Father's Day: Learning from bad examples

Father’s Day has always meant next to nothing for me.

Well, except for when my kids were small and all excited over the trinkets they had gotten me for the big day. I miss seeing them filled with that much anticipatory excitement.

The reasons for my lethargy: Oh, I dunno, having never known my own father. Having a substitute father who wrote the book on inflicting physical punishment and mental anguish. And for the third piss-poor act, we had the mentally-incontinent step-dad who mistakenly thought I would sit idly by while he physically abused my twelve-years-my-junior step-brother.

Gee, I hope the statute of limitations has run out on all of that pent-up blowback that was years in the making.

Anyway, when my then-girlfriend told me she was pregnant a long, long time ago, and even though I didn’t realize it at that time, I had already been well-schooled in what not to do in the event of accidentally becoming a father.

And, as fate would have it, I’m not alone in these unfortunate respects…

NCFE

What I've tried to accomplish as a father
Before anything else, when the thought of being a father entered into my head a long, long time ago, I really just wanted one central thing...a kind of vow to myself: I wanted to be there for my children, to be a part of their lives, because I never had a father that was a part of my life in any meaningful kind of way. I had, growing up, the perfect example of what NOT to be as a dad.

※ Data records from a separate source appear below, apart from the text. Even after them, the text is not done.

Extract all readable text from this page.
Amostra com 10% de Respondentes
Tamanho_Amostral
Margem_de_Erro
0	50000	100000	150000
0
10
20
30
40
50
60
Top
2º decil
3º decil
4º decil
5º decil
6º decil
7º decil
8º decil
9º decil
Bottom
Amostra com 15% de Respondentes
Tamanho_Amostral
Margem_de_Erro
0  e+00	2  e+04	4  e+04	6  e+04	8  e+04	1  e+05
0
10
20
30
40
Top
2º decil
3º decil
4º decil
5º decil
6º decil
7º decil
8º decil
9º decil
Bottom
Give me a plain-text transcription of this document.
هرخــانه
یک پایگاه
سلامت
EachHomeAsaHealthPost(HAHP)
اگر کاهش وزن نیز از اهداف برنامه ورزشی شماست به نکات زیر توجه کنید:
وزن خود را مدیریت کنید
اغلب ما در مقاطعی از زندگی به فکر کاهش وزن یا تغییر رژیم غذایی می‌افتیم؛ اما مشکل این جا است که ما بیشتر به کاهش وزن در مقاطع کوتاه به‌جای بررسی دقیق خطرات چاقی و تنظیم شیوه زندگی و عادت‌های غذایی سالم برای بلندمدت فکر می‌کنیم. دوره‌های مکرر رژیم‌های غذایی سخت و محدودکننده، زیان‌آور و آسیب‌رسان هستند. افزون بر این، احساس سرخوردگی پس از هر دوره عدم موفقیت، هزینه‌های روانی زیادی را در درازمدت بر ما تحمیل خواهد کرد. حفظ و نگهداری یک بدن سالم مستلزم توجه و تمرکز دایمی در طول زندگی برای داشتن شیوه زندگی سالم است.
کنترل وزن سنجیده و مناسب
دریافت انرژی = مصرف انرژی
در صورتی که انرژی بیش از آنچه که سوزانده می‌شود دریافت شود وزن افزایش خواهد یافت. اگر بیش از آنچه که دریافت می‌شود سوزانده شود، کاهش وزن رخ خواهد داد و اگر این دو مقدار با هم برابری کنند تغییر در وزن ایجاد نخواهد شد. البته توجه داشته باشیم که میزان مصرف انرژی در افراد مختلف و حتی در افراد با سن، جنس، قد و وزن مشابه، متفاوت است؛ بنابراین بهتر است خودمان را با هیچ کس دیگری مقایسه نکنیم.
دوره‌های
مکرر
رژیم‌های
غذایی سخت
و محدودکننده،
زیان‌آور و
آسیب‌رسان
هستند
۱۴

In a strange kind of way I guess I have my own father to thank for setting this (anti) example for me.

If I wasn’t as educationally-challenged as I obviously am, I could have and would have written that same paragraph, and word for frickin’ word.

Now, since damn near everybody who was ever incarcerated either blamed their predicaments on their dysfunctional upbringing, or on growing up in a one-parent, government subsidized household, how come Steve and I never marked out our territories in the same cellblock? Why aren’t we studiously working on appealing our life sentences?

In my case, I’ll heap all of the credit for keeping me a step short of the hoosegow on my god-fearing, clean-living, hard-nosed, play-by-the-rules mother and grandmother.

Ironically, while growing up, I was always called the “smart one,” a clear reference to how heredity may have infused me with some of my father’s documented brilliance.

Thing is, if I accused Steve of plagiarizing my thoughts on this matter, the few people who know me through-and-through would believe it to be true. I really hate to cause him undo unrest or any nagging distress, but we think exactly alike on this one.

Was that a primordial scream I just heard?

Whatever it may or not mean to you, happy Father’s Day.